Sweetheart (Archie Sheridan & Gretchen Lowell, #2)

He felt her hand on his upper thigh before he heard her voice. “Hello, darling,” she said.

He looked over at her. Her blond hair was tied back at her neck, her left hand was at twelve o’clock on the wheel. She was ravishing and terrifying and strangely full of life. If it worked, it would be worth it. If not, well, what the hell.

“Hello, Gretchen,” he said.





CHAPTER





42


The dashboard of the Jag was a walnut veneer, so shiny Archie could see his reflection in it. It was blurry and he looked away from his haggard face.

“Take the bullets out of your weapon and the battery off your phone and toss them out the window,” Gretchen said. Her voice was glass, mellifluous, like music.

Archie turned to her. His heart was pounding, adrenaline pulsing through his body. It was nice. It made him feel high. “That’s littering,” he said.

Gretchen smiled sweetly. He had missed looking at her. She was thirty-four but seemed both younger and older somehow. The flawless skin. The perfect features. It was like looking at a painting in a museum after you’d only seen the postcard; the print in his memory could never live up to the original. “The police looking for you will find them by morning,” she said.

He took his phone out of his pocket, popped the back off, and removed the flat blue battery, and then lifted his gun out of his holster and let the bullets fall gently from the chamber into one hand. Gretchen pushed a button somewhere and his window slid open and he held his hand out the window and let the bullets and the battery fall to the street. The bullets bounced, snapping against the cement.

Gretchen turned left off the park blocks toward the river. “Nice car,” Archie said.

“I had some money set aside,” she said. “In another name.” She moved her hand slightly up his thigh. It was only a millimeter, but it felt farther. “Look in the glove compartment,” she said.

He opened the car’s slick glove box. Inside were five large amber prescription bottles of pills.

“Remove the pills,” she said. “And put your gun and phone inside. There’s water in the cup holder.”

Archie followed her instructions. The gun and the phone were useless now anyway. He picked up the bottle of water next to his left knee in the car’s cup holder and unscrewed the cap. Then he opened one of the pill bottles. Even in the dim light of the car, he knew what they were, the shape and feel of the pills. He tapped four out of the bottle and then swallowed them with water.

She picked up three little yellow pills from the car’s change drawer and handed them to him.

“What are they?” he asked. They were on Bill Naito Parkway now, heading south. The river was to their left.

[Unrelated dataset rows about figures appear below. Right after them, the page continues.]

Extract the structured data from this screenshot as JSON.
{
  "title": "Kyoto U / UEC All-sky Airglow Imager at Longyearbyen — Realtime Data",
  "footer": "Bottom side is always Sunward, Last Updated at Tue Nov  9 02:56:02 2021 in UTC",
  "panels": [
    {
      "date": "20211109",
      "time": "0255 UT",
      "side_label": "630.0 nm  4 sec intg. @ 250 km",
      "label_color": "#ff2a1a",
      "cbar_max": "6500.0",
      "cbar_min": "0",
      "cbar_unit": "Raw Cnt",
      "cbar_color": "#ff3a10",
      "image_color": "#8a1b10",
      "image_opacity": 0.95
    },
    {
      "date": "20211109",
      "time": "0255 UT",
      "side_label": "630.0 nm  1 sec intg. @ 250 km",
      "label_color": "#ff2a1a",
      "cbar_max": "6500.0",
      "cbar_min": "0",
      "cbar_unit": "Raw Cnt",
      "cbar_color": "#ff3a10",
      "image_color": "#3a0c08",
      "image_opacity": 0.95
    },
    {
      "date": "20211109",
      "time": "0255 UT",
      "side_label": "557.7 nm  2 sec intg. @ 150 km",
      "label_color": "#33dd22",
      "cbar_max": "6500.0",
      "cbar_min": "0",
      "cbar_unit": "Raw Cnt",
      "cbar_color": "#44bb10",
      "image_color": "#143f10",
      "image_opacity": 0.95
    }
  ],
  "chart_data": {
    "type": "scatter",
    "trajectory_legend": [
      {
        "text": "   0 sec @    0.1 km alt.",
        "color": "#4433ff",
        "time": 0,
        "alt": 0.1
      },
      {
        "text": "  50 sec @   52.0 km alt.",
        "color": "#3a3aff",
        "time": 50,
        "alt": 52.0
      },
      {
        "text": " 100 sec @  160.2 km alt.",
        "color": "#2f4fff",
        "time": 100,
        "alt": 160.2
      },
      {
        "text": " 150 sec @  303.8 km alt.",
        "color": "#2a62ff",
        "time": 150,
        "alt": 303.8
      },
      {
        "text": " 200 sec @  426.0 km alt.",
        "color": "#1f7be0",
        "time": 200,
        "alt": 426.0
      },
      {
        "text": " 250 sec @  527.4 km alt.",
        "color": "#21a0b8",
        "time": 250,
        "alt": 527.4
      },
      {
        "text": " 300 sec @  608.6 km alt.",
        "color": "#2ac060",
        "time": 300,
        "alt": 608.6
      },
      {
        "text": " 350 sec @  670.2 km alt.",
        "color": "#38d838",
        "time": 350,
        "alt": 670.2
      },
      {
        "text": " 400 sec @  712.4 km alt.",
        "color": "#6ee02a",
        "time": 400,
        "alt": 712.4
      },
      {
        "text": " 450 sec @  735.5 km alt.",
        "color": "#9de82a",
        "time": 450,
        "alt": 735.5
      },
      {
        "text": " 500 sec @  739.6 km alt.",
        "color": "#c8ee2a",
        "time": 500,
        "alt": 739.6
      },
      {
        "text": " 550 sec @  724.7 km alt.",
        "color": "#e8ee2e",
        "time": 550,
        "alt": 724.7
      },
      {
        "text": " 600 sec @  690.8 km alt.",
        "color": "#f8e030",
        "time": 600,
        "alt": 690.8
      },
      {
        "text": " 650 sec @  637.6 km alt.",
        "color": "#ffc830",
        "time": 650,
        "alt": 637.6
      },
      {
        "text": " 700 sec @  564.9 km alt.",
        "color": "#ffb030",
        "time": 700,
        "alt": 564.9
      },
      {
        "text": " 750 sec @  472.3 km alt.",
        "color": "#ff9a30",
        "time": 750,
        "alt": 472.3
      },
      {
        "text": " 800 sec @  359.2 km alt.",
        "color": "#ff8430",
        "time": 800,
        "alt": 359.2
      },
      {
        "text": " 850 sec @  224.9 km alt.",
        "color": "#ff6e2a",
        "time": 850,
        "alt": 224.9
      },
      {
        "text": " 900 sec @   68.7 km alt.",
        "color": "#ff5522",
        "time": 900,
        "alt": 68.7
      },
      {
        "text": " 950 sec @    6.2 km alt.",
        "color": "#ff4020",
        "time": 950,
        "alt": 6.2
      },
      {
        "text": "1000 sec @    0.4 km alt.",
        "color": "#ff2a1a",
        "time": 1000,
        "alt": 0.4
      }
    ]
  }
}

In the seventies there had been a freeway adjacent to the river, but they’d decided to tear it down and build a park that stretched the length of downtown at the water’s edge.

“We have a long drive ahead of us,” Gretchen said.

She didn’t want him to see where they were going. That was a good sign. If she had been planning on killing him right away, it wouldn’t have mattered.

“Am I going to wake up strapped to a gurney?” he asked.

“No.”

He put the pills on his tongue. They were bitter. But not like the Vicodin. It was a different taste. He took another swallow of water to wash it from his mouth.

“I’ve missed you, darling,” Gretchen said.

Archie smiled and leaned his head on the side window and watched as they pulled onto I-5 headed south. “Yeah,” he said.





CHAPTER





43


What kind of car was it?” Henry said.

Susan fumbled for another cigarette, her hands trembling. Henry had burst out of the alley door, a moment after the silver car had disappeared. And had been yelling at her ever since.

“I told you,” Susan said. “It was silver.” She thought about paint, picturing the paint samples her mother brought home and tacked to various walls for years while she decided. “But not blue silver; not glacier or metallic; not neutral.” She searched her mind for any further explanation, wanting to help any way she could. “It was silver with a splash of gray, like that silk blouse with the French-cut sleeves I sometimes wear. Expensive silver. Platinum.” Then it came to her. “A shade lighter than the Macbook Pro.”

Henry did not seem to appreciate her efforts at specificity. The veins in his forehead pulsed. “Was it a new car?”

“Yes?” Susan said. He was making her nervous. She looked at her pack of cigarettes. Only two left. Crap, why couldn’t she pay better attention to things?

Henry put a hand on her arm, so she looked up at him. “Was it an American car? A sedan? Did it have a license plate? Bumper stickers? How many taillights?”